[MLton] Re: [MLton-commit] r5678
Matthew Fluet
fluet at tti-c.org
Thu Sep 20 20:37:51 PDT 2007
On Thu, 20 Sep 2007, Vesa Karvonen wrote:
> [I noticed the comment in this commit log message a long time ago, but
> didn't get around to commenting on it until now.]
>
>> --- mlton/trunk/mlton/backend/packed-representation.fun 2007-06-26 06:15:05 UTC (rev 5677)
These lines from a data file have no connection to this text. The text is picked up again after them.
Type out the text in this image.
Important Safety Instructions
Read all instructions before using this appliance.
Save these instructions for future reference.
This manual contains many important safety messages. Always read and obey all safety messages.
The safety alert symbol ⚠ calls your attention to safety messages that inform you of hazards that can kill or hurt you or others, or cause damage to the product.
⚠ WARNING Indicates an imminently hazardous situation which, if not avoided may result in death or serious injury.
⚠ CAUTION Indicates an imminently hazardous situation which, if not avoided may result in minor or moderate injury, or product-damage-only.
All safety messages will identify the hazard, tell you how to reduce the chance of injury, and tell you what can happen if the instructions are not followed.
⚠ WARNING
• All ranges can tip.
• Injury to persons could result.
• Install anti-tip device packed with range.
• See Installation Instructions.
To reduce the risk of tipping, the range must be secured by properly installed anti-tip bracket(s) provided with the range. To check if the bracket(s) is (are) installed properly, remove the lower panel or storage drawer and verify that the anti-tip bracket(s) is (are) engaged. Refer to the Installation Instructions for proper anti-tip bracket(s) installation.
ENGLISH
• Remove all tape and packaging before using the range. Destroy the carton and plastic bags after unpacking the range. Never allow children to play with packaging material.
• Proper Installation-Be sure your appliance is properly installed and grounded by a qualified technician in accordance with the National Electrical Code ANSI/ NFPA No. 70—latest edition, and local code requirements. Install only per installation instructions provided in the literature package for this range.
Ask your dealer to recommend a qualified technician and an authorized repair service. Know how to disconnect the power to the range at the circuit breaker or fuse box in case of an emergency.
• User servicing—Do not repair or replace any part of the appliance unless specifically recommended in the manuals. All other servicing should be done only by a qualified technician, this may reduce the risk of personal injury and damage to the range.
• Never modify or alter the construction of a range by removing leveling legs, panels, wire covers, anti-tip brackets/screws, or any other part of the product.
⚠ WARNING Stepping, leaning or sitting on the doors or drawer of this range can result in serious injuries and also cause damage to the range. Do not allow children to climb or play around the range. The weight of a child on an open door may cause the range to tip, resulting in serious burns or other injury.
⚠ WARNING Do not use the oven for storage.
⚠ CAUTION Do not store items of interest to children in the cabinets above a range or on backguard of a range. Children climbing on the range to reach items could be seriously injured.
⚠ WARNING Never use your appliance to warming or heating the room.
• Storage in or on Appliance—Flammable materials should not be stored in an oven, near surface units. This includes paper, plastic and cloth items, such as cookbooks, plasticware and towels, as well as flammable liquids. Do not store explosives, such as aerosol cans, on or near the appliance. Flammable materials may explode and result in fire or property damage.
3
>> +++ mlton/trunk/mlton/backend/packed-representation.fun 2007-06-27 00:11:16 UTC (rev 5678)
>> @@ -968,7 +968,7 @@
>> (* TupleRep.make decides how to layout a sequence of types in an object,
>> * or in the case of a vector, in a vector element.
>> * Vectors are treated slightly specially because we don't require element
>> - * widths to be a multiple of the word size.
>> + * widths to be a multiple of the word32 size.
>> * At the front of the object, we place all the word64s, followed by
>> * all the word32s. Then, we pack in all the types that are smaller than a
>> * word32. This is done by packing in a sequence of words, greedily,
>
> I'd just like to note that on some CPUs the above scheme results in
> rather bad record layouts. More specifically, on some CPUs (IIRC,
> e.g. Hitachi SH-4) the register+immediate addressing mode is limited
> to small (e.g. 4-bit) immediate offsets (possibly) scaled by the
> operand size. On such a CPU, packing the widest fields to the front
> means that only the first few fields can be accessed with a single
> instruction. Narrow fields at the end will be beyond the reach of the
> small immediate offset. I think that a better scheme would be to
> attempt to coalesce narrow fields into wider (aligned) fields (e.g.
> 1+1+2 -> 4 bytes) and put the coalesced fields to the front as long as
> alignment restrictions are respected and the aligned size of the whole
> record does not increase. The point is to maximize the number of
> fields that can be accessed with a single instruction.
Fair enough; it would be fairly to modify the TupleRep.make function to
put the small objects first. Though, I don't believe that any currently
supported architecture suffers from the problem you describe.